ゴングが鳴ると、両者が探り合いをし、終盤にニールセンの左ストレートが前田の顔面を捉えた。お見事とも言えるパンチであり、以後、前田は記憶をなくしたようで、試合経過をしっかり覚えていないらしい。けれどもラウンドが進むにつれ、前田がニールセンを倒す場面が増えて行った。

5Rに入り、終了の約30秒前に、前田がニールセンの蹴りをキャッチすると、そのままニールセンを倒し、逆片エビ固めを決め、ギブアップ勝ちを奪った。リング中央で両手を上げる前田の姿が印象的な試合でもあった。

最後にアンドレ・ザ・ジャイアント戦である。1986年4月に津市体育館で行われ、佐山戦と同様、曰く付きの試合でもある。セメントマッチとも言われ、アンドレが「仕掛けた」との話があり、前田が身の危険を感じたようだ。

ゴングが鳴ると、通常のプロレスのようであったが、前田が足を取りアンドレを倒したが、アンドレの大きな手の平が前田の顔面を覆い、目潰しのような攻撃をした。前田がロープブレイクをし、両者が再び睨み合ったが、いつもとは違う蹴りを前田が放った。

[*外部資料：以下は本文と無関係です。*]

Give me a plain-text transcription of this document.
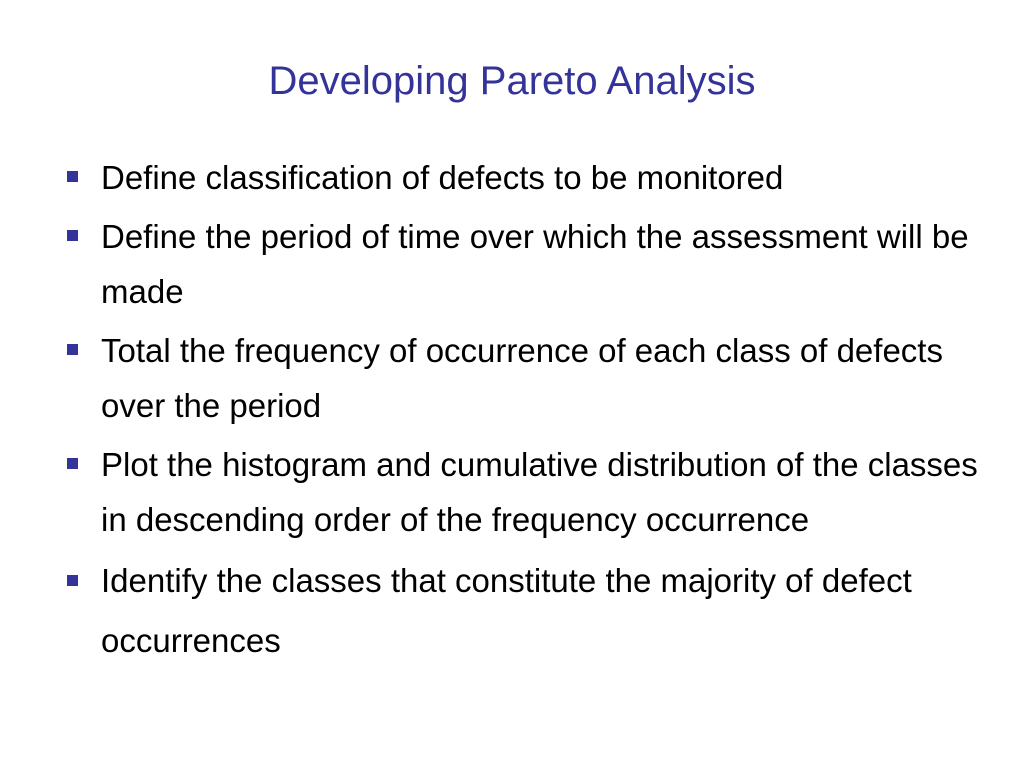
Developing Pareto Analysis
Define classification of defects to be monitored
Define the period of time over which the assessment will be made
Total the frequency of occurrence of each class of defects over the period
Plot the histogram and cumulative distribution of the classes in descending order of the frequency occurrence
Identify the classes that constitute the majority of defect occurrences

空手等では禁止されている「皿割り」である。膝頭付近にパチ~ンと響き渡るような鋭い蹴りが放たれ、会場の雰囲気が一遍に変わった。以後、両者が終始睨み合いを続け、アントニオ猪木が仲裁に入るような形でリングへ入り、結局26分35秒にゴングが打ち鳴らされ、無効試合となった。

試合のほとんどが睨み合いであったため、テレビで放映されず、長い間DVD等で発売されることもなかった。しかし伝説のセメントマッチとして、プロレスファンの間でも語り継がれている試合でもある。

前田日明が果たした役割とは?

前田日明が果たした役割は、UWFと機を一にしているだろう。すなわち総合格闘技の形をプロレスのリング上で表現し、関節技等の地味なものを広く大衆に知らしめたことだ。UWF解散後、PRIDEが登場し人気を博すが、これはなによりUWFの下地があったからこそだろう。

また前田日明というと、ケンカマッチのイメージもある。伝説的なセメントマッチがいくつかあり、上記で取り上げたスーパータイガーやアンドレ・ザ・ジャイアント戦が代表的であろう。アントニオ猪木も戦いの怖さを表現したが、前田もまた同様であったかもしれない。

「燃える闘魂」を最も受け継いでいるのは自分とも、前田はインタビューで述べている。もしかすると、前田こそ猪木の言葉をそのまま信じ込み、実践して来たのかもしれない。

「いつ何時誰の挑戦でも受ける」

彼がセメントマッチを仕掛けたり受け入れたりしたのも、この言葉が身に付いていたからであろう。